Our ambition is to have a clear front door for international engagement. To come together in a coordinated way that makes us more investable, and to ensure the sector is ready for the speed of change. This is a hugely dynamic area. Personalised health, new ways of modelling and testing therapies, new forms of fuel, more sustainable materials, new approaches to recycling – all of this is approaching quickly over the horizon.
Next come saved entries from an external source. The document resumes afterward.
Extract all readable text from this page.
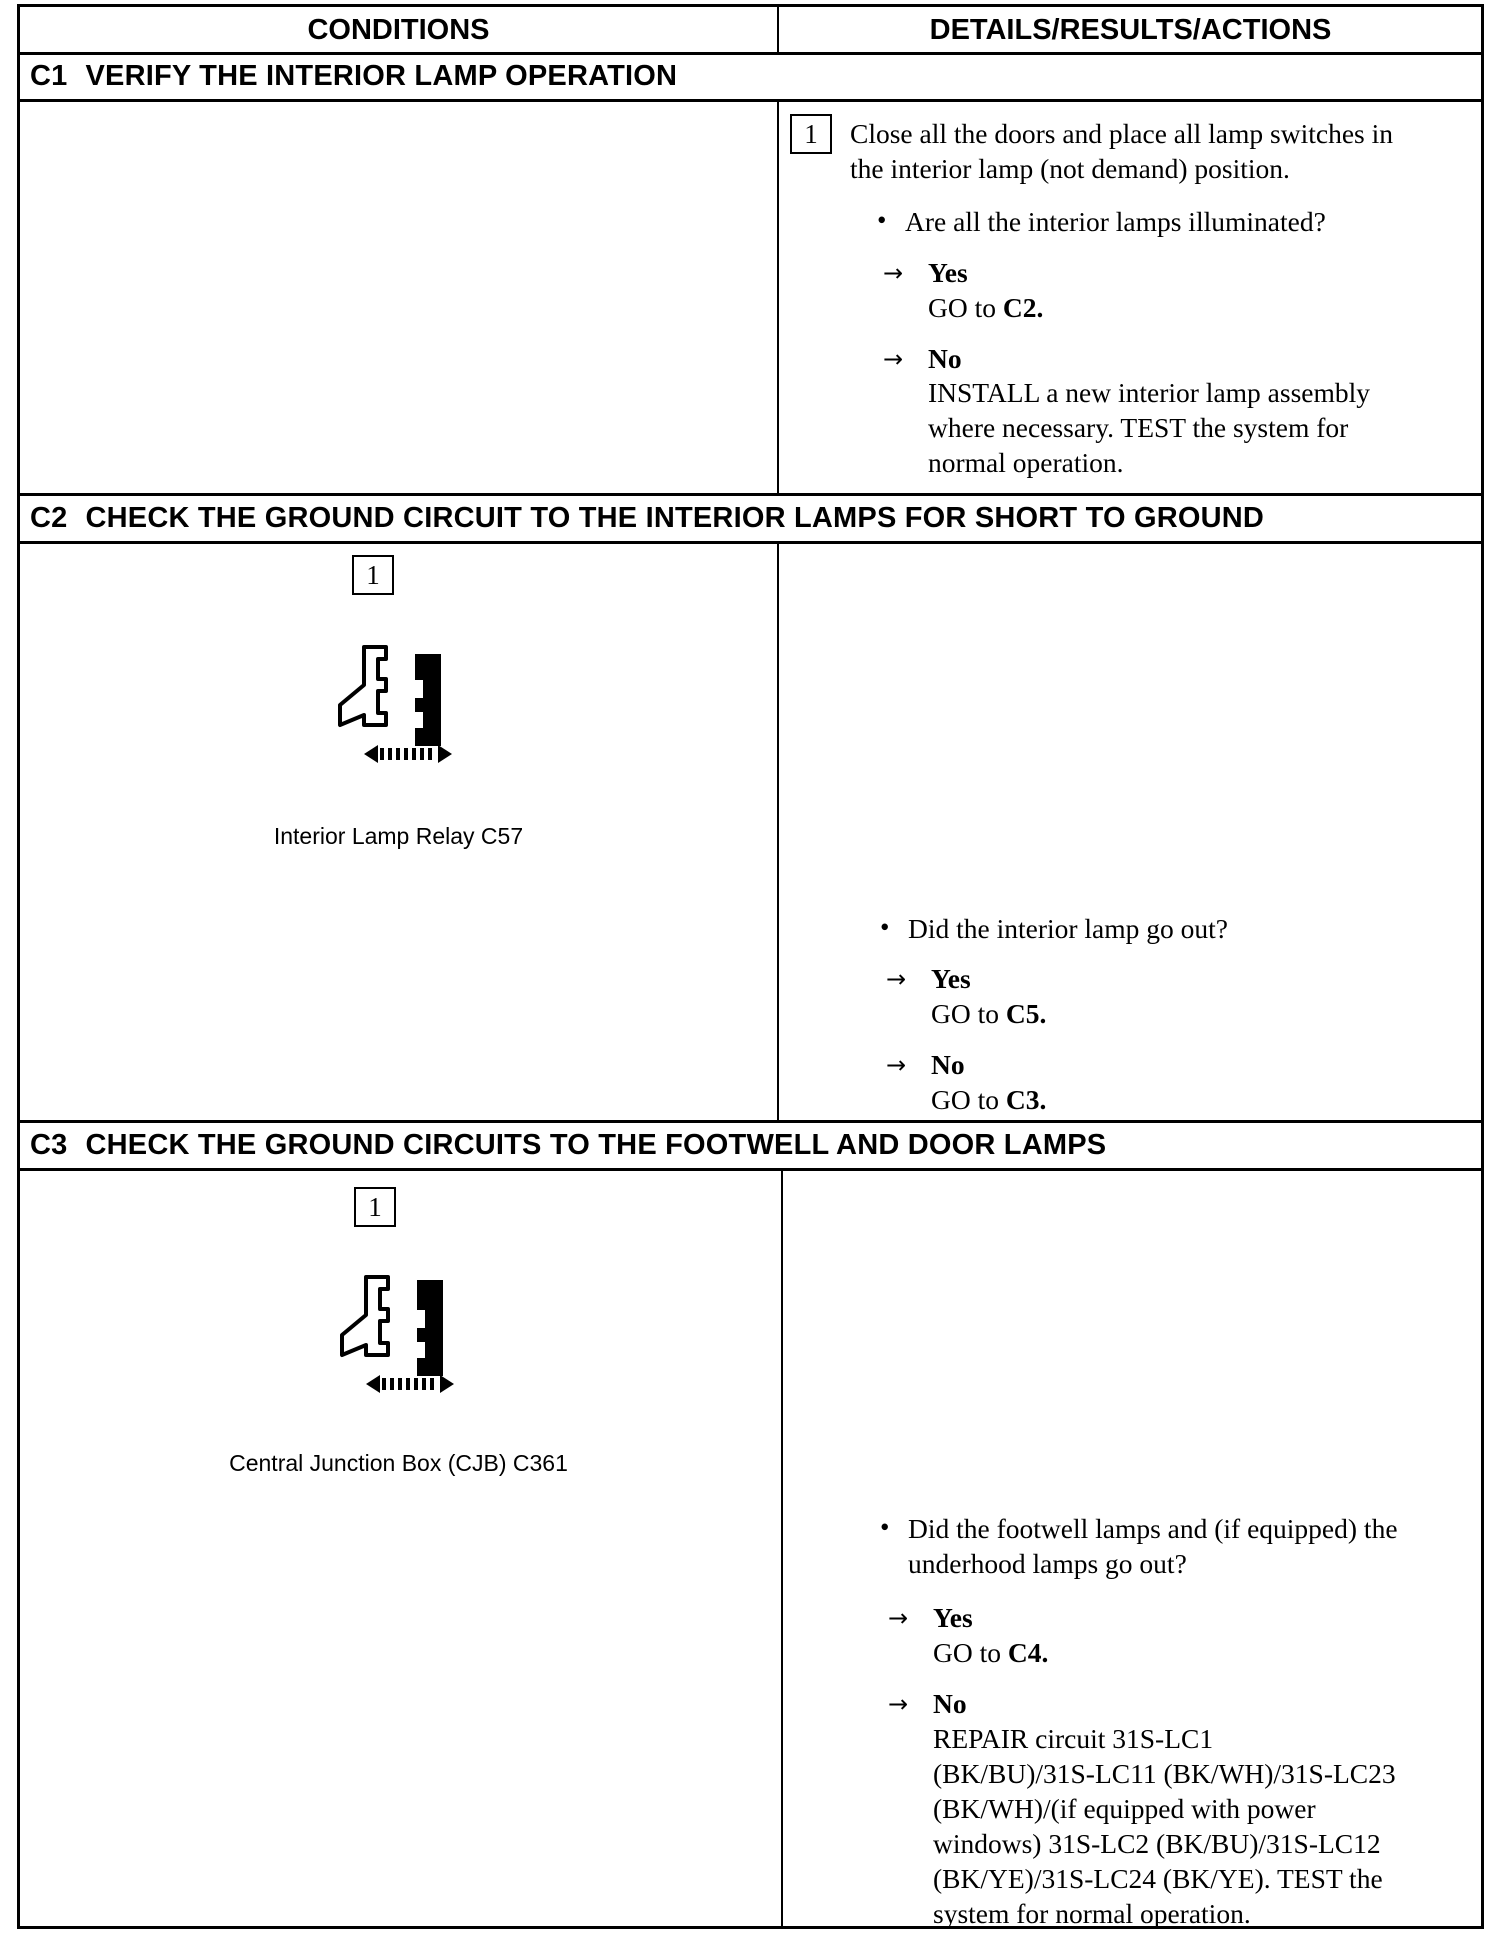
CONDITIONS	DETAILS/RESULTS/ACTIONS
C1 VERIFY THE INTERIOR LAMP OPERATION
1	Close all the doors and place all lamp switches in
the interior lamp (not demand) position.
• Are all the interior lamps illuminated?
→ Yes
GO to C2.
→ No
INSTALL a new interior lamp assembly
where necessary. TEST the system for
normal operation.
C2 CHECK THE GROUND CIRCUIT TO THE INTERIOR LAMPS FOR SHORT TO GROUND
1
Interior Lamp Relay C57
• Did the interior lamp go out?
→ Yes
GO to C5.
→ No
GO to C3.
C3 CHECK THE GROUND CIRCUITS TO THE FOOTWELL AND DOOR LAMPS
1
Central Junction Box (CJB) C361
• Did the footwell lamps and (if equipped) the
underhood lamps go out?
→ Yes
GO to C4.
→ No
REPAIR circuit 31S-LC1
(BK/BU)/31S-LC11 (BK/WH)/31S-LC23
(BK/WH)/(if equipped with power
windows) 31S-LC2 (BK/BU)/31S-LC12
(BK/YE)/31S-LC24 (BK/YE). TEST the
system for normal operation.
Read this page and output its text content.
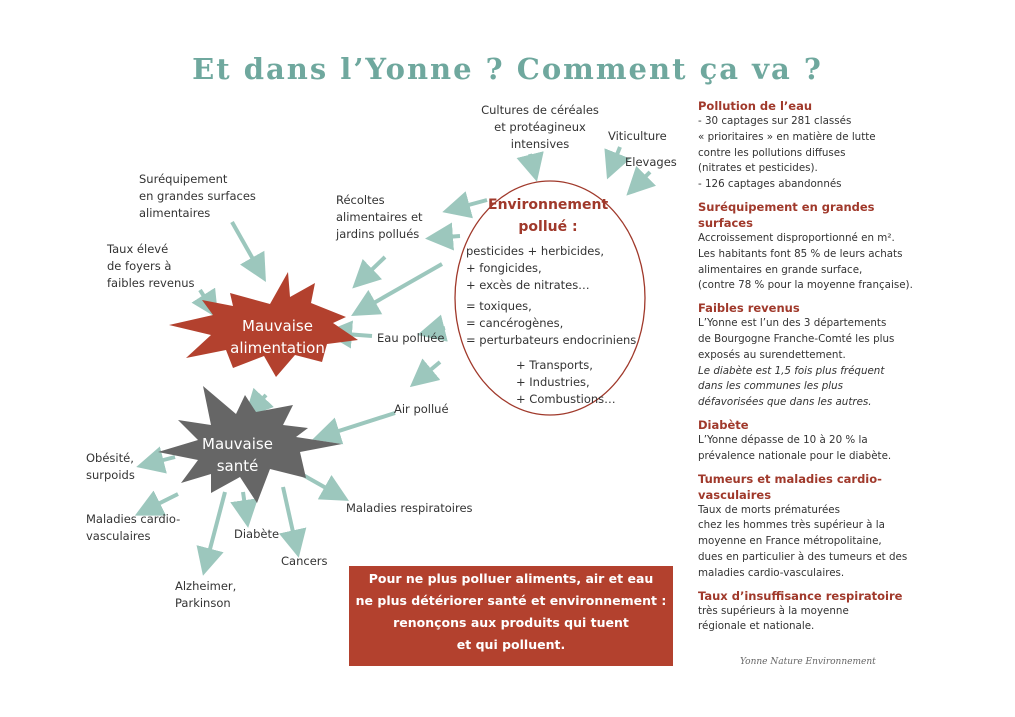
Et dans l’Yonne ? Comment ça va ?
Mauvaise
alimentation
Mauvaise
santé
Environnement
pollué :
pesticides + herbicides,
+ fongicides,
+ excès de nitrates…
= toxiques,
= cancérogènes,
= perturbateurs endocriniens
+ Transports,
+ Industries,
+ Combustions…
Cultures de céréales
et protéagineux
intensives
Viticulture
Elevages
Suréquipement
en grandes surfaces
alimentaires
Récoltes
alimentaires et
jardins pollués
Taux élevé
de foyers à
faibles revenus
Eau polluée
Air pollué
Obésité,
surpoids
Maladies cardio-
vasculaires	Diabète
Cancers
Alzheimer,
Parkinson
Maladies respiratoires
Pour ne plus polluer aliments, air et eau
ne plus détériorer santé et environnement :
renonçons aux produits qui tuent
et qui polluent.
Pollution de l’eau

- 30 captages sur 281 classés
« prioritaires » en matière de lutte
contre les pollutions diffuses
(nitrates et pesticides).
- 126 captages abandonnés

Suréquipement en grandes
surfaces

Accroissement disproportionné en m².
Les habitants font 85 % de leurs achats
alimentaires en grande surface,
(contre 78 % pour la moyenne française).

Faibles revenus

L’Yonne est l’un des 3 départements
de Bourgogne Franche-Comté les plus
exposés au surendettement.

Le diabète est 1,5 fois plus fréquent
dans les communes les plus
défavorisées que dans les autres.

Diabète

L’Yonne dépasse de 10 à 20 % la
prévalence nationale pour le diabète.

Tumeurs et maladies cardio-
vasculaires

Taux de morts prématurées
chez les hommes très supérieur à la
moyenne en France métropolitaine,
dues en particulier à des tumeurs et des
maladies cardio-vasculaires.

Taux d’insuffisance respiratoire

très supérieurs à la moyenne
régionale et nationale.

Yonne Nature Environnement
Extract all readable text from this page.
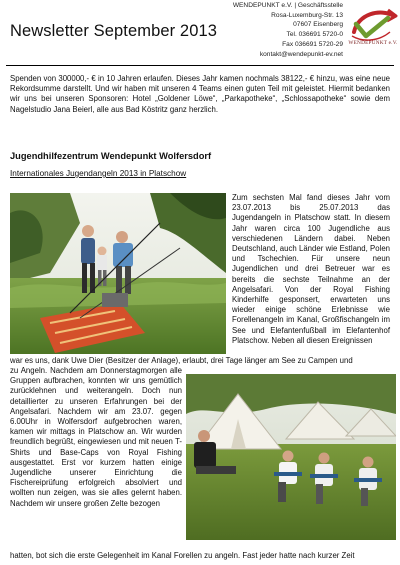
Newsletter September 2013
WENDEPUNKT e.V. | Geschäftsstelle
Rosa-Luxemburg-Str. 13
07607 Eisenberg
Tel. 036691 5720-0
Fax 036691 5720-29
kontakt@wendepunkt-ev.net
WENDEPUNKT e.V.
Spenden von 300000,- € in 10 Jahren erlaufen. Dieses Jahr kamen nochmals 38122,- € hinzu, was eine neue Rekordsumme darstellt. Und wir haben mit unseren 4 Teams einen guten Teil mit geleistet. Hiermit bedanken wir uns bei unseren Sponsoren: Hotel „Goldener Löwe“, „Parkapotheke“, „Schlossapotheke“ sowie dem Nagelstudio Jana Beierl, alle aus Bad Köstritz ganz herzlich.
Jugendhilfezentrum Wendepunkt Wolfersdorf
Internationales Jugendangeln 2013 in Platschow
Zum sechsten Mal fand dieses Jahr vom 23.07.2013 bis 25.07.2013 das Jugendangeln in Platschow statt. In diesem Jahr waren circa 100 Jugendliche aus verschiedenen Ländern dabei. Neben Deutschland, auch Länder wie Estland, Polen und Tschechien. Für unsere neun Jugendlichen und drei Betreuer war es bereits die sechste Teilnahme an der Angelsafari. Von der Royal Fishing Kinderhilfe gesponsert, erwarteten uns wieder einige schöne Erlebnisse wie Forellenangeln im Kanal, Großfischangeln im See und Elefantenfußball im Elefantenhof Platschow. Neben all diesen Ereignissen
war es uns, dank Uwe Dier (Besitzer der Anlage), erlaubt, drei Tage länger am See zu Campen und
zu Angeln. Nachdem am Donnerstagmorgen alle Gruppen aufbrachen, konnten wir uns gemütlich zurücklehnen und weiterangeln. Doch nun detaillierter zu unseren Erfahrungen bei der Angelsafari. Nachdem wir am 23.07. gegen 6.00Uhr in Wolfersdorf aufgebrochen waren, kamen wir mittags in Platschow an. Wir wurden freundlich begrüßt, eingewiesen und mit neuen T-Shirts und Base-Caps von Royal Fishing ausgestattet. Erst vor kurzem hatten einige Jugendliche unserer Einrichtung die Fischereiprüfung erfolgreich absolviert und wollten nun zeigen, was sie alles gelernt haben. Nachdem wir unsere großen Zelte bezogen
hatten, bot sich die erste Gelegenheit im Kanal Forellen zu angeln. Fast jeder hatte nach kurzer Zeit
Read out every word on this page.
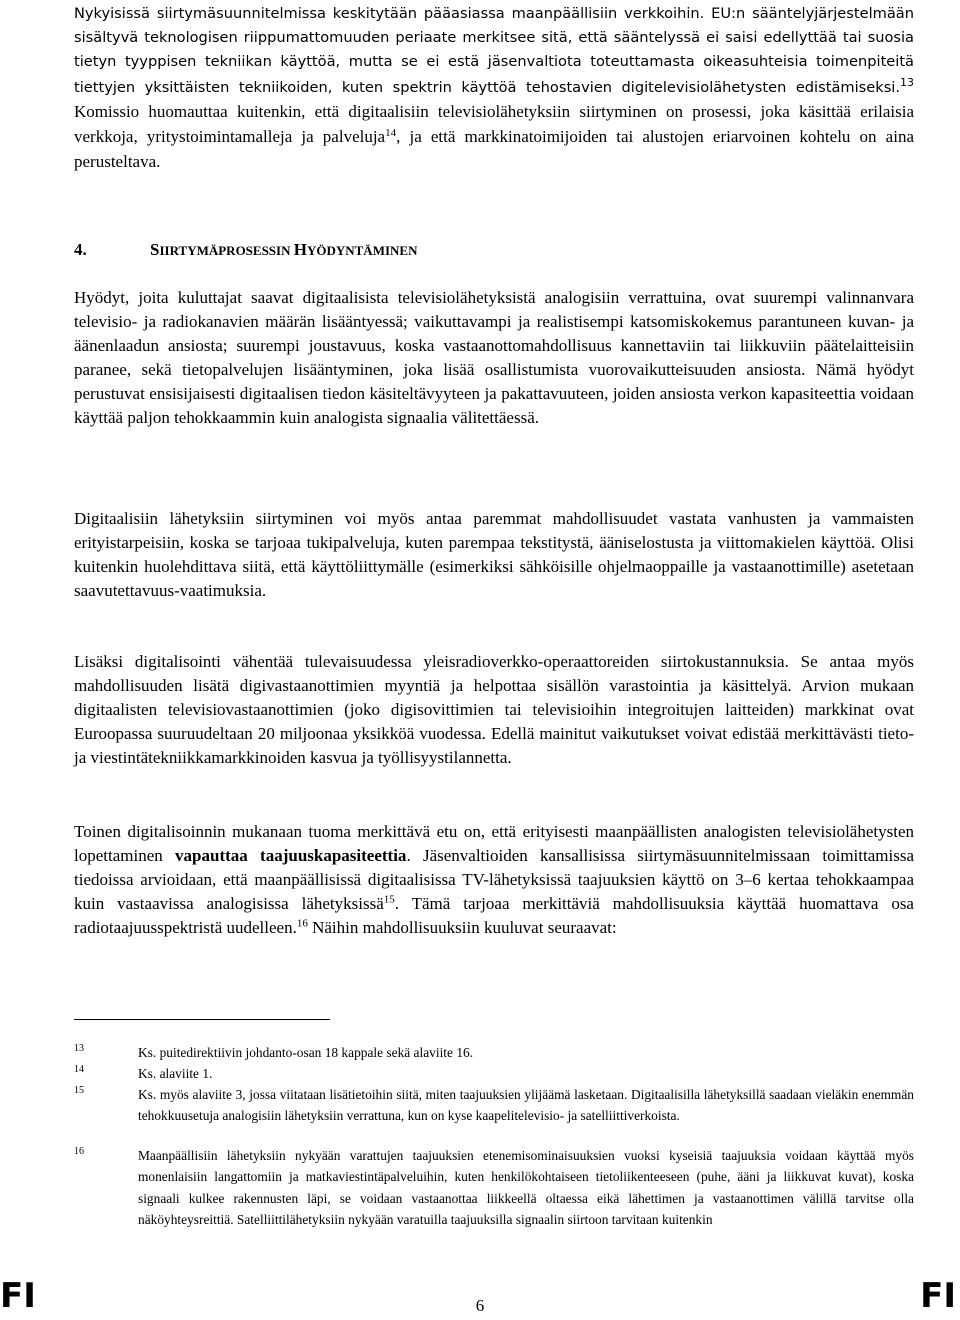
Nykyisissä siirtymäsuunnitelmissa keskitytään pääasiassa maanpäällisiin verkkoihin. EU:n sääntelyjärjestelmään sisältyvä teknologisen riippumattomuuden periaate merkitsee sitä, että sääntelyssä ei saisi edellyttää tai suosia tietyn tyyppisen tekniikan käyttöä, mutta se ei estä jäsenvaltiota toteuttamasta oikeasuhteisia toimenpiteitä tiettyjen yksittäisten tekniikoiden, kuten spektrin käyttöä tehostavien digitelevisiolähetysten edistämiseksi.$^{13}$ Komissio huomauttaa kuitenkin, että digitaalisiin televisiolähetyksiin siirtyminen on prosessi, joka käsittää erilaisia verkkoja, yritystoimintamalleja ja palveluja$^{14}$, ja että markkinatoimijoiden tai alustojen eriarvoinen kohtelu on aina perusteltava.

4.	SIIRTYMÄPROSESSIN HYÖDYNTÄMINEN

Hyödyt, joita kuluttajat saavat digitaalisista televisiolähetyksistä analogisiin verrattuina, ovat suurempi valinnanvara televisio- ja radiokanavien määrän lisääntyessä; vaikuttavampi ja realistisempi katsomiskokemus parantuneen kuvan- ja äänenlaadun ansiosta; suurempi joustavuus, koska vastaanottomahdollisuus kannettaviin tai liikkuviin päätelaitteisiin paranee, sekä tietopalvelujen lisääntyminen, joka lisää osallistumista vuorovaikutteisuuden ansiosta. Nämä hyödyt perustuvat ensisijaisesti digitaalisen tiedon käsiteltävyyteen ja pakattavuuteen, joiden ansiosta verkon kapasiteettia voidaan käyttää paljon tehokkaammin kuin analogista signaalia välitettäessä.

Digitaalisiin lähetyksiin siirtyminen voi myös antaa paremmat mahdollisuudet vastata vanhusten ja vammaisten erityistarpeisiin, koska se tarjoaa tukipalveluja, kuten parempaa tekstitystä, ääniselostusta ja viittomakielen käyttöä. Olisi kuitenkin huolehdittava siitä, että käyttöliittymälle (esimerkiksi sähköisille ohjelmaoppaille ja vastaanottimille) asetetaan saavutettavuus-vaatimuksia.

Lisäksi digitalisointi vähentää tulevaisuudessa yleisradioverkko-operaattoreiden siirtokustannuksia. Se antaa myös mahdollisuuden lisätä digivastaanottimien myyntiä ja helpottaa sisällön varastointia ja käsittelyä. Arvion mukaan digitaalisten televisiovastaanottimien (joko digisovittimien tai televisioihin integroitujen laitteiden) markkinat ovat Euroopassa suuruudeltaan 20 miljoonaa yksikköä vuodessa. Edellä mainitut vaikutukset voivat edistää merkittävästi tieto- ja viestintätekniikkamarkkinoiden kasvua ja työllisyystilannetta.

Toinen digitalisoinnin mukanaan tuoma merkittävä etu on, että erityisesti maanpäällisten analogisten televisiolähetysten lopettaminen vapauttaa taajuuskapasiteettia. Jäsenvaltioiden kansallisissa siirtymäsuunnitelmissaan toimittamissa tiedoissa arvioidaan, että maanpäällisissä digitaalisissa TV-lähetyksissä taajuuksien käyttö on 3–6 kertaa tehokkaampaa kuin vastaavissa analogisissa lähetyksissä$^{15}$. Tämä tarjoaa merkittäviä mahdollisuuksia käyttää huomattava osa radiotaajuusspektristä uudelleen.$^{16}$ Näihin mahdollisuuksiin kuuluvat seuraavat:

13	Ks. puitedirektiivin johdanto-osan 18 kappale sekä alaviite 16.
14	Ks. alaviite 1.
15	Ks. myös alaviite 3, jossa viitataan lisätietoihin siitä, miten taajuuksien ylijäämä lasketaan. Digitaalisilla lähetyksillä saadaan vieläkin enemmän tehokkuusetuja analogisiin lähetyksiin verrattuna, kun on kyse kaapelitelevisio- ja satelliittiverkoista.
16	Maanpäällisiin lähetyksiin nykyään varattujen taajuuksien etenemisominaisuuksien vuoksi kyseisiä taajuuksia voidaan käyttää myös monenlaisiin langattomiin ja matkaviestintäpalveluihin, kuten henkilökohtaiseen tietoliikenteeseen (puhe, ääni ja liikkuvat kuvat), koska signaali kulkee rakennusten läpi, se voidaan vastaanottaa liikkeellä oltaessa eikä lähettimen ja vastaanottimen välillä tarvitse olla näköyhteysreittiä. Satelliittilähetyksiin nykyään varatuilla taajuuksilla signaalin siirtoon tarvitaan kuitenkin
FI	6	FI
When we add the meteoric rise in capability from machine learning and quantum technologies, we’re not talking about an iterative change. We’re talking about disruptive, transformative changes.
I know those words are used a lot at the moment. But if we are prepared to really take hold of this future and approach it with both ambition and imagination, I have great confidence in our ability in Australia to capitalise on the convergence that we’re seeing in capability, science and investment, for biotechnology to be the $250 billion life and game changer.